Boplicity or Jimmy Throws a Houseparty for Huey Newton & Everybody Shows Up with Their Instrument Instead
inertia’s at the front door lobbying for a way into the funk
but packed the wrong tools, left
blues back where bebop jumped over the hammer.
sold God’s imagination short.
now we’re here dancing again, Bessie’s song got my hips loose
& what goods a revolution without a two-step?
beloved, there’s a party tonight & everybody gon’ be there
tonight, in Oakland, we carve up maplewood in steel-toe boots,
stomp keys into the myth of whiteness. uncle sam’s teeth
rattle. Huey clinks the bars with Plato’s Republic between
here and LA, conjures the one & three count. american chaos.
bass haunts the dichotomy, counterproduces the violence. troubles
innocence. tonight in Oakland, the party is everywhere
& we cant distinguish one riff from another. black smoke funnels
out the attic & the lamp shade’s crooked from the kickdrum—
beloved, (i said) there’s a party tonight & everybody gon’ be there
i’m trading in my gold tooth for a hand grenade
at the back door: morning glory, milkweed, poppy.
the rest have names too, distinct & communal as sin.
would you believe me if i told you miracles were small
enough to hold? scorched amber. night blooms. forgive me,
sometimes the light blinds me to the light.
beloved, it’s a party tonight. everybodys here
Copyright © 2026 by Daniel B. Summerhill. Originally published in Poem-a-Day on March 4, 2026, by the Academy of American Poets.

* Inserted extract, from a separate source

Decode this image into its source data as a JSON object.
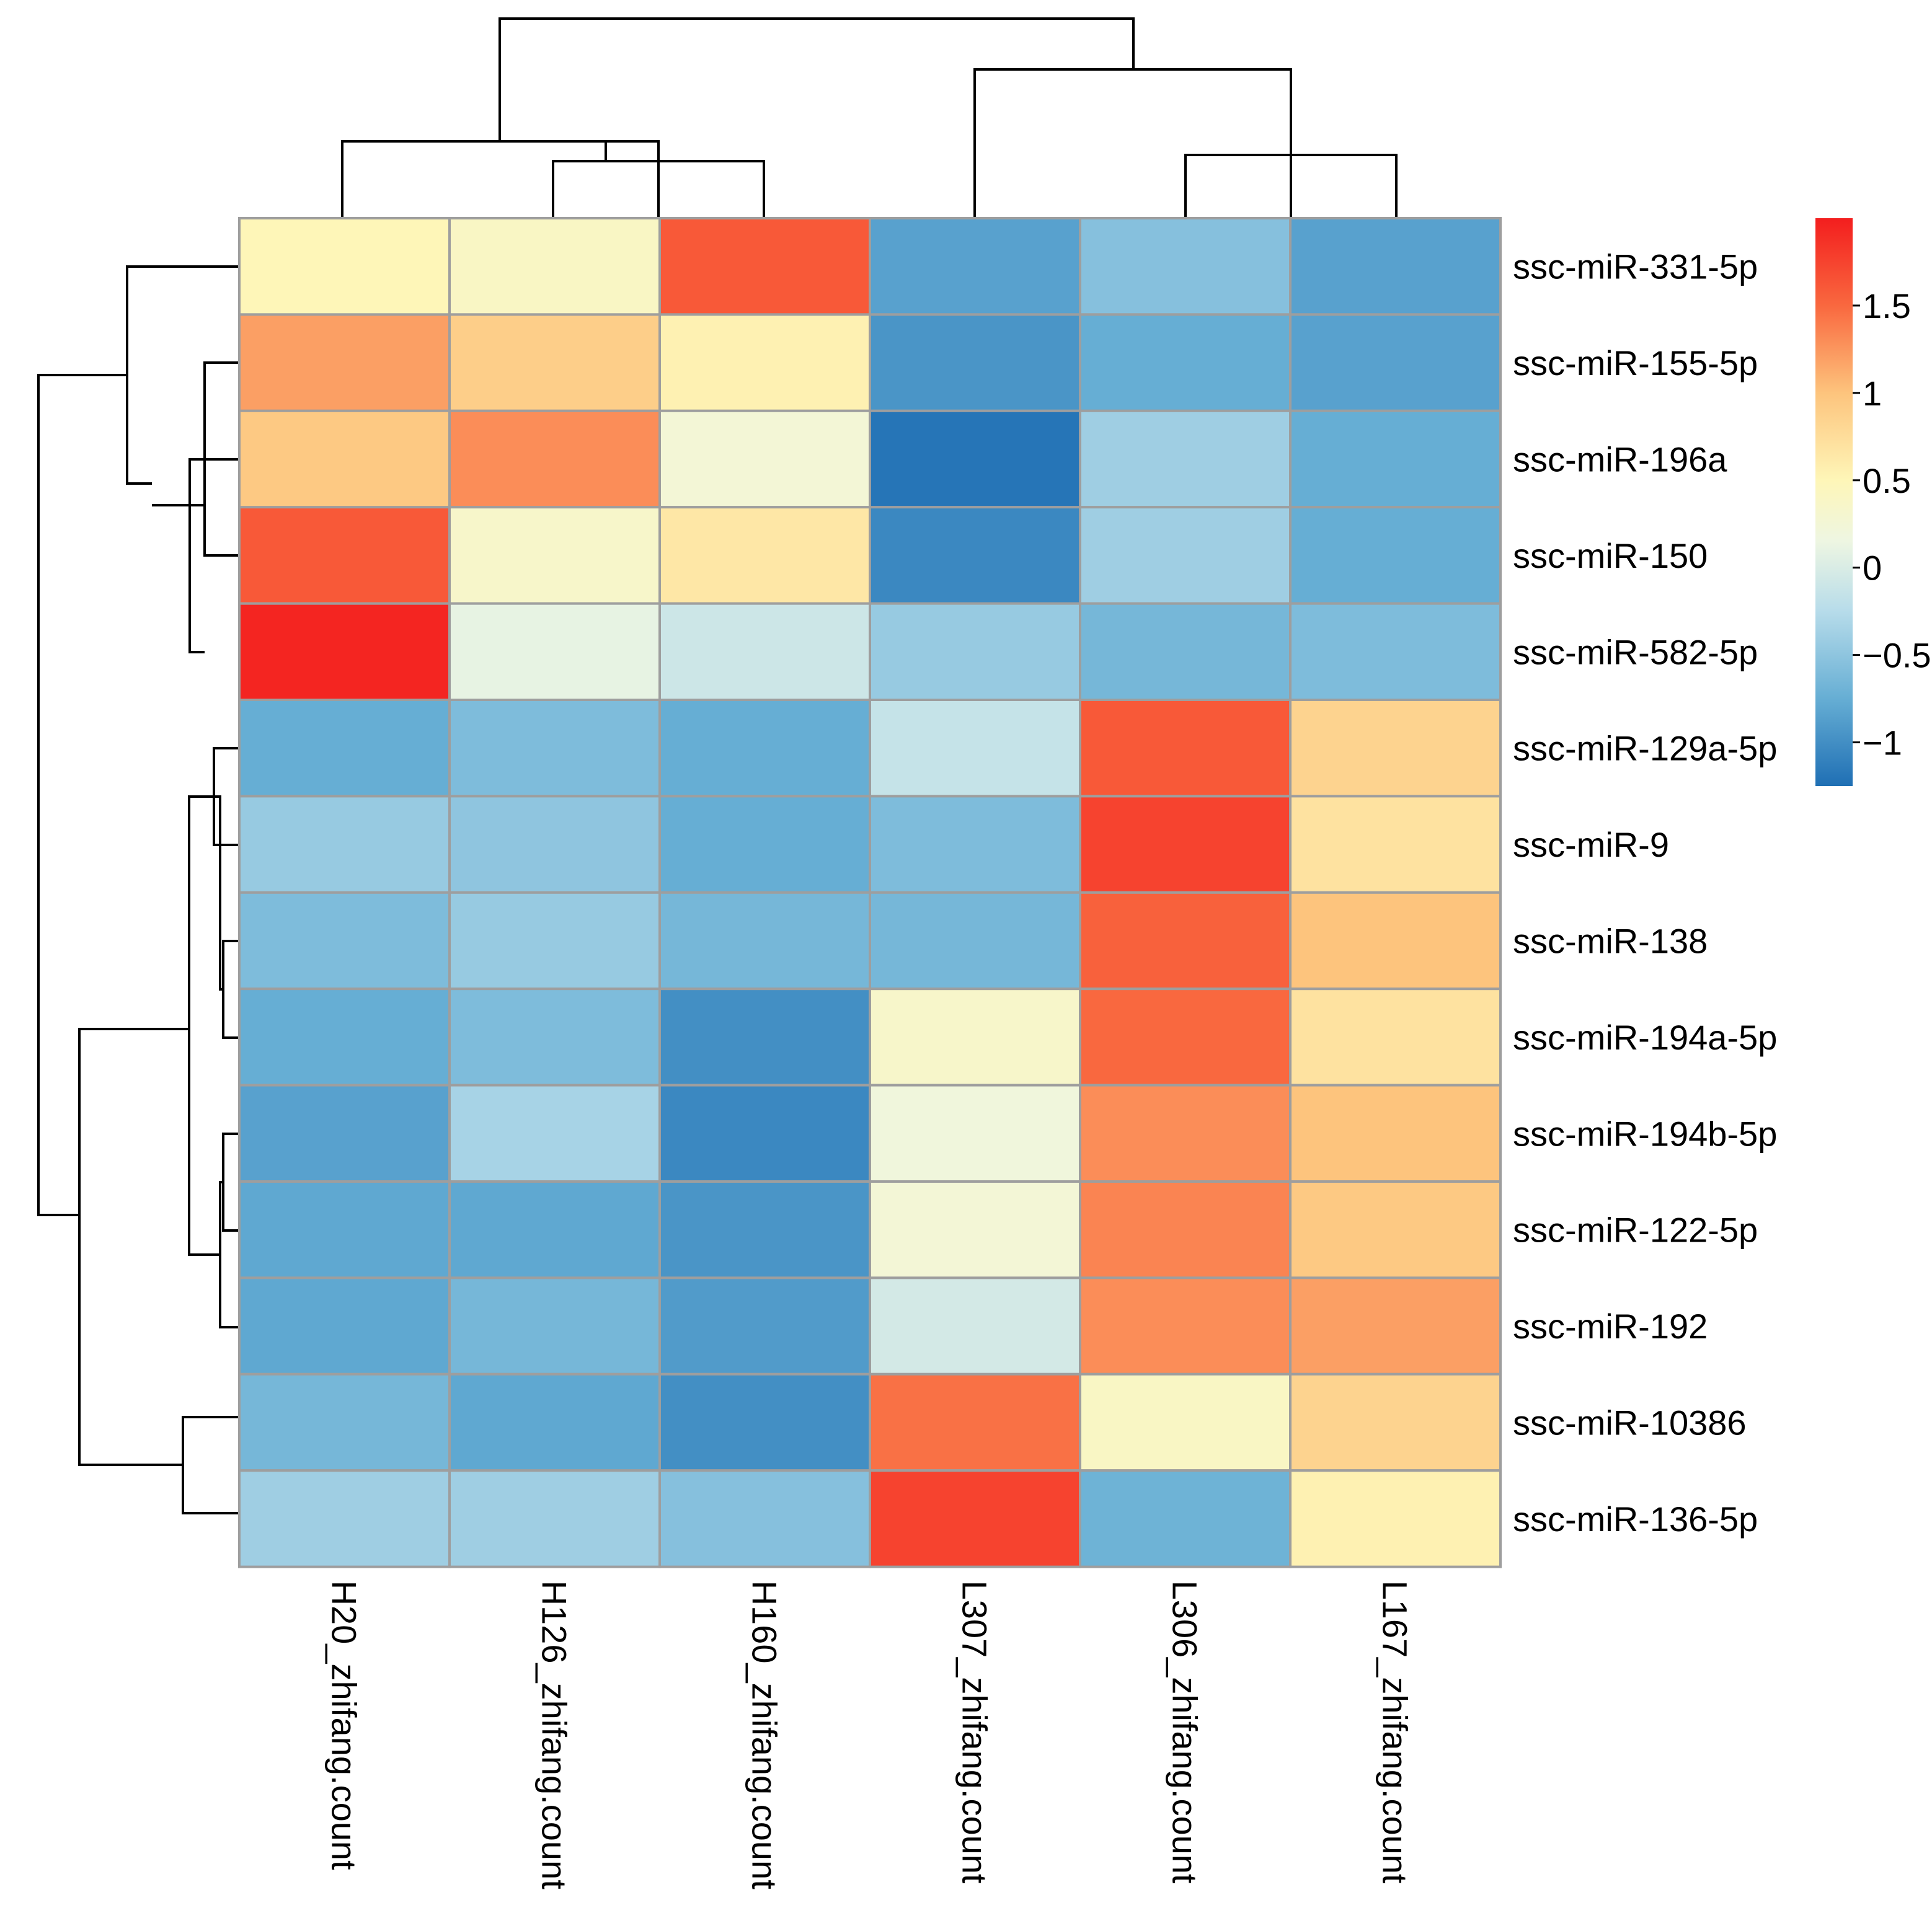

“Written in the blues form of the bop invented by poet Afaa M. Weaver, the first and second stanza present and expound on a problem, while the last resolves or documents the failure to resolve that problem. In 1968, James Baldwin hosted a birthday party and fundraiser for incarcerated Black Panther Party cofounder Huey P. Newton. This underscored Baldwin’s growing alignment [with] and admiration of revolutionary politics, the Black Panthers in particular. I used jazz movements to illustrate the communal nature of revolution. Boplicity was the inauguration of cool jazz, which, unlike bebop, champions the ensemble rather than individual solos. In other words, what good’s a revolution without a two-step?”